Trump confronts a public conversation he hoped to avoid over his mental stability

Last week, after Donald Trump issued genocidal threats toward Iran and made strange comments at the White House Easter Egg Roll, Rep. Jamie Raskin decided to contact the president’s physician, seeking a “comprehensive cognitive and neurological evaluation.”

This week, the Maryland Democrat, who serves as the ranking member on the House Judiciary Committee, took another step down the same path, unveiling a proposal to establish a Commission on Presidential Capacity to Discharge the Powers and Duties of Office. The measure, which was unveiled with 50 Democratic co-sponsors, would be responsible for determining whether the president is incapacitated “either mentally or physically” and unable to discharge the powers and duties of office, as called for in the 25th Amendment.

The effort comes just days after the president used his social media platform to promote an image in which he appeared to present himself as some kind of American Jesus and then said the AI-generated portrait showed him “as a doctor, making people better.”

Few would argue Raskin’s effort stands a realistic chance of success. But arguably that’s not the point: A great many Trump critics hope to generate attention and public conversation about the president’s mental stability (or lack thereof), and proposals like these help advance that discussion.

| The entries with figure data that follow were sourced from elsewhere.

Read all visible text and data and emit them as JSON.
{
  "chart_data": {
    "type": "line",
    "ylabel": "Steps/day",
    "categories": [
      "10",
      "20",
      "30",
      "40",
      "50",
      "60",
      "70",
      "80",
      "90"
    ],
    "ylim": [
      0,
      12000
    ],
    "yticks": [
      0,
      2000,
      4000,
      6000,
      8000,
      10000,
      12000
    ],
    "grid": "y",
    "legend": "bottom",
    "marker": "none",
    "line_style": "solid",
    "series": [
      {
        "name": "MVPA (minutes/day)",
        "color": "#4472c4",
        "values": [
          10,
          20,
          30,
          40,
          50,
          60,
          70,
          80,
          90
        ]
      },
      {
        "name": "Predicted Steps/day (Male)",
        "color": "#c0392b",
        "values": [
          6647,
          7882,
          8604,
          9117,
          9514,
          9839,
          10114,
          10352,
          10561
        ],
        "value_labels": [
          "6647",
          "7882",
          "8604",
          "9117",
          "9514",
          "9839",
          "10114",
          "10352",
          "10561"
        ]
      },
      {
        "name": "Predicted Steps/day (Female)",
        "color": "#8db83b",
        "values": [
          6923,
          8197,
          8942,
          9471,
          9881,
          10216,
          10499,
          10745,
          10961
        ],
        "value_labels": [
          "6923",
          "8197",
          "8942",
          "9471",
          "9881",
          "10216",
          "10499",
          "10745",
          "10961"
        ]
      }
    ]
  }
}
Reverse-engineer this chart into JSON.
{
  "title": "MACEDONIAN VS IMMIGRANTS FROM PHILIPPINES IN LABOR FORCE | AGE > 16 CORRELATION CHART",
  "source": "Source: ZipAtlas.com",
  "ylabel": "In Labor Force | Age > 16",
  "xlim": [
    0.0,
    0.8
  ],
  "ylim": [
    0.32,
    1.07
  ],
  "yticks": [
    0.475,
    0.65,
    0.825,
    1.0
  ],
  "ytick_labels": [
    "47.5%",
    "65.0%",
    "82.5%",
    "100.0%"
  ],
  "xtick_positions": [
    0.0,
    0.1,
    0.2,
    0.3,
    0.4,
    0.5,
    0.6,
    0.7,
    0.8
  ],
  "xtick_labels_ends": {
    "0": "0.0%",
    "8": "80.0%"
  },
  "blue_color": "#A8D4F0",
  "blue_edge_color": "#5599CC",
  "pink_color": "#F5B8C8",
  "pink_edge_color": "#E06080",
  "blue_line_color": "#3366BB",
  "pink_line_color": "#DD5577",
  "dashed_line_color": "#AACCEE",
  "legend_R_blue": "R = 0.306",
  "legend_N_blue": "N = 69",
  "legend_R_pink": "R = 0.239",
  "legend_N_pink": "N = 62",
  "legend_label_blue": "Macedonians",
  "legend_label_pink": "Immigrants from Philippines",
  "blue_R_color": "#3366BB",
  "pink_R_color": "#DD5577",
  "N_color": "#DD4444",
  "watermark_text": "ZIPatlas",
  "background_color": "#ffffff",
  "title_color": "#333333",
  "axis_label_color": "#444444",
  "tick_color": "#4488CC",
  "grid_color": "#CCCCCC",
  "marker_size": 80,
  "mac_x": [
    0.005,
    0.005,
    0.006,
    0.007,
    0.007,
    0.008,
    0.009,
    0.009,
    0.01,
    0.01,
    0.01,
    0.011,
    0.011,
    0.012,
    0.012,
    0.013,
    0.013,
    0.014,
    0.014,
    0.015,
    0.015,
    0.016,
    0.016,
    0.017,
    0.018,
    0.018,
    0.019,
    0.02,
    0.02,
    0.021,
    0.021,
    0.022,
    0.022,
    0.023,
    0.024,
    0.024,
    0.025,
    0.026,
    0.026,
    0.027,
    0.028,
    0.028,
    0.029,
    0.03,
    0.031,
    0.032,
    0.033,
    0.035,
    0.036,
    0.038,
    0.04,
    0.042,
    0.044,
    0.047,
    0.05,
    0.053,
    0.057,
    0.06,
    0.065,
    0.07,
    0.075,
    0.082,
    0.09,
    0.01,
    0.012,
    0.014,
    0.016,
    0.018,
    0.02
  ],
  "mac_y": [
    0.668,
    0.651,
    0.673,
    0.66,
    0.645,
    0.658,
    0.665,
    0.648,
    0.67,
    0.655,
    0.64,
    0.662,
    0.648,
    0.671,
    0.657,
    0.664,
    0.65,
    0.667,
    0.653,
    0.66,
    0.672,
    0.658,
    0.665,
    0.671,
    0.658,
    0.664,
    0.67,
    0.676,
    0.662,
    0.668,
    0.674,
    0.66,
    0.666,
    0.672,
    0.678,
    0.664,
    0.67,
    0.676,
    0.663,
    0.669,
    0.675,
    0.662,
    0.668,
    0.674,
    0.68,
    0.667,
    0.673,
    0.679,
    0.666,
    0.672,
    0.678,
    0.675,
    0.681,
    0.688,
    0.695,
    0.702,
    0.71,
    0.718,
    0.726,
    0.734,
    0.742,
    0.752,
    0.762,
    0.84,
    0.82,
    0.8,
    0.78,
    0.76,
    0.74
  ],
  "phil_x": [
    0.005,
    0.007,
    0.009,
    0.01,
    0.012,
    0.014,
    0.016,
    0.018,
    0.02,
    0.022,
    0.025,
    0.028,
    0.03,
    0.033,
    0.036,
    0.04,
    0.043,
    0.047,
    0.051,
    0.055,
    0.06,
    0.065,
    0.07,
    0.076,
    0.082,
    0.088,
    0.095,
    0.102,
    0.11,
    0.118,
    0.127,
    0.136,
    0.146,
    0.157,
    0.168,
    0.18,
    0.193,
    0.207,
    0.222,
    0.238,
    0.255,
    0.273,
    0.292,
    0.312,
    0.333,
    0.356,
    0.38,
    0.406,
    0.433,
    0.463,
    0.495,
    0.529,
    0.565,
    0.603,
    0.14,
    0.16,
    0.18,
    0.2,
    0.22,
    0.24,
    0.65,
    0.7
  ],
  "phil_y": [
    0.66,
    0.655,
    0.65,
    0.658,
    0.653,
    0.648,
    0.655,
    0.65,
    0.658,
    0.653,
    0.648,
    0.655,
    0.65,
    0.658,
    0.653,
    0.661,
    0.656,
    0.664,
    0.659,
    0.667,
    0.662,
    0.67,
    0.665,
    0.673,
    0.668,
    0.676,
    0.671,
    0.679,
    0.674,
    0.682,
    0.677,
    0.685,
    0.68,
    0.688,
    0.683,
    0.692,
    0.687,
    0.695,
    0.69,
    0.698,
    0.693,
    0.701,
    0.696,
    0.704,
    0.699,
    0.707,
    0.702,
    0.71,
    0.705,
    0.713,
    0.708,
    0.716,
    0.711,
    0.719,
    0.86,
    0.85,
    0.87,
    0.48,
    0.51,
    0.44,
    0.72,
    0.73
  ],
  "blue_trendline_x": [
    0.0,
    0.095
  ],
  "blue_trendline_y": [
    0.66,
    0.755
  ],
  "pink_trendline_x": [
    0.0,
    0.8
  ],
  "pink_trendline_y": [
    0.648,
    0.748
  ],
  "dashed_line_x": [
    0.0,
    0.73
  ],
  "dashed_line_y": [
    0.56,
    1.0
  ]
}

Indeed, the day before Raskin unveiled his proposal, The New York Times published a striking report with an unsubtle headline: “Trump’s Erratic Behavior and Extreme Comments Revive Mental Health Debate.” From the article:

President Trump’s erratic behavior and extreme comments in recent days and weeks have turbocharged the crazy-like-a-fox-or-just-plain-crazy debate that has followed him on the national political stage for a decade.

A series of disjointed, hard-to-follow and sometimes-profane statements capped by his ‘a whole civilization will die tonight’ threat to wipe Iran off the map last week and his head-spinning attack on the ‘WEAK on Crime, and terrible for Foreign Policy’ pope on Sunday night have left many with the impression of a deranged autocrat mad with power.

The Times highlighted a lawyer who used to work with Trump, who described the president as “a man who is clearly insane.” It also noted a recent comment from Stephanie Grisham, a former White House press secretary who worked for Trump in his first term, who wrote online last week that her former boss is “clearly not well.”

The day after the Times’ report ran, The Atlantic’s Tom Nichols wrote a related piece, arguing, “The American people must not look away, as they have done so often in the past. They must pay attention to the president’s deterioration.”

I am mindful of the debate about whether Trump has been unhinged for years and his latest signs of mental incapacity are simply more of the same, or whether his condition is actually getting worse.

Indeed, I remember the Times publishing a front-page report in October 2024, about a month before Election Day, that highlighted a variety of situations in which the Republican “seemed confused, forgetful, incoherent or disconnected from reality.” The same article added, “He rambles, he repeats himself, he roams from thought to thought — some of them hard to understand, some of them unfinished, some of them factually fantastical. He voices outlandish claims that seem to be made up out of whole cloth. He digresses into bizarre tangents about golf, about sharks, about his own ‘beautiful’ body.”

A year and a half later, is Trump worse? It’s hard to say with confidence.

What’s easier to say with certainty, however, is that this entire line of inquiry is a disaster for the White House. Trump is woefully unpopular; he has no idea what to do with a struggling economy; and the destabilizing war he started in Iran for reasons he’s unable to explain clearly isn’t going according to plan — to the extent that the president even had a rudimentary plan at all.

It’s against this backdrop that the conversation about his mental fitness is getting louder.